Financial crisis usually come in two phases. The first phase seems to drag on forever and nothing much seems to happen. Then, in the second phase, events suddenly start to move at dizzying speed and everyone struggles to keep up with what is happening.
It is clear that the Greek debt crisis - which has been with us for almost six years - has now entered this second, more dangerous phase. Ever since the Greek government "deferred" making a $300m repayment to the IMF on June 5 it has become increasingly obvious that we are now in the endgame.
The likely deadline for "Grexit" is in or around June 30. Not alone is Greece scheduled to repay the IMF $1.6bn (including $300m "deferred" June 5 repayment) on that date, its bailout programme with the EU/ECB/IMF Troika also runs out at the end of this month. If no new deal is negotiated by then the Greek government will quickly run out of cash.
One of two things is then likely to happen: The Greek government could decide to leave the euro immediately and order the country's central bank to start printing local currency with which to pay its bills. More likely is that Greece would remain formally within the eurozone but would start issuing IOUs to pay its bills as they fell due.
This however would only put off the evil day for a couple of weeks at best, as these IOUs would quickly morph into a de facto parallel currency trading at a major discount to the euro.
One way or another, Greece's exit from the euro is now virtually inevitable. The only questions are how messy a process Grexit is and what, if any implications it will have for Ireland?
While Germany, the EU Commission, the ECB and the IMF have all been playing down the possible implications of Grexit, I wouldn't be so optimistic. Even if the much-vaunted "firewalls" work in the short term and contain any initial damage, a Greek exit from the eurozone takes us into deep and dangerous waters.
Ever since the Maastricht Treaty was signed in December 1991 we have been assured that the euro is forever. Once a country had signed up to the single currency there was, so we were told, no going back. If, after almost a quarter of a century, the example of Greece shows that a country can leave the eurozone, then the entire nature of the single currency is fundamentally altered.
If - or more likely when - this happens then the Eurozone ceases to be a genuine currency union and reverts to being no more than a glorified fixed exchange rate regime like the pre-1999 ERM. This means that the reaction of the markets to Grexit won't be one of good riddance but of who is next?
We might not have to wait long for an answer. Anti-austerity party Podemos is widely-expected to do very well in the Spanish general election due later this year. Already the yields or interest rate on Spanish and Portuguese government bonds have begun to rise as investors price in the likelihood of greater political risk in these two countries.

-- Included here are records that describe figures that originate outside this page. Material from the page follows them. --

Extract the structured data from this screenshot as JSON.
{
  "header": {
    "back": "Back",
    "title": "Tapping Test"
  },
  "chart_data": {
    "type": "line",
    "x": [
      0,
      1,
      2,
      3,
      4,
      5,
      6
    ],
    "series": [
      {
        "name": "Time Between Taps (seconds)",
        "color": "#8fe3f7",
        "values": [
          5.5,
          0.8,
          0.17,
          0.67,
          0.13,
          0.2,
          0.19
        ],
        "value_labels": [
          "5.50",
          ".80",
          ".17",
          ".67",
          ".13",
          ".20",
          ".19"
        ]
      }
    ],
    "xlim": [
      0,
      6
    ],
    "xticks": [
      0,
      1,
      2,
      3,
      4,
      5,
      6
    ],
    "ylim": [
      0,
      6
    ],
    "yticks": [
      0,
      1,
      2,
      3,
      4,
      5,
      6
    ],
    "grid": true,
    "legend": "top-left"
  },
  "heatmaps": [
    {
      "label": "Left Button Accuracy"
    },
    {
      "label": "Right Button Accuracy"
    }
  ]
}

So what does all of this mean for us here in Ireland? Surely, with the economy recovering and the Troika having returned home, events in Greece mean nothing to us in this country?
Oh yes they do. Irish taxpayers spent €64bn bailing out the banks. While most of the €32bn that went into the so-called pillar banks will probably be eventually retrieved, the €32bn that went into Anglo and Irish Nationwide is money down the drain.
Grexit could change all of that. In June 2012 EU leaders promised to refund Ireland some of the cost of bailing out the banks. This promise was broken. Then in February 2013 when Anglo and the Nationwide were liquidated the Irish government issued €25bn of bonds to the Central Bank to replace the Anglo promissory notes.
Now the ECB wants the Irish Central Bank to sell these bonds to investors. It should do no such thing. If Grexit turns out to be messy then what appetite will the ECB have for a battle with Ireland over these bonds? Very little, I suspect. The Irish government should tell the ECB to bugger off and to Hell with the consequences.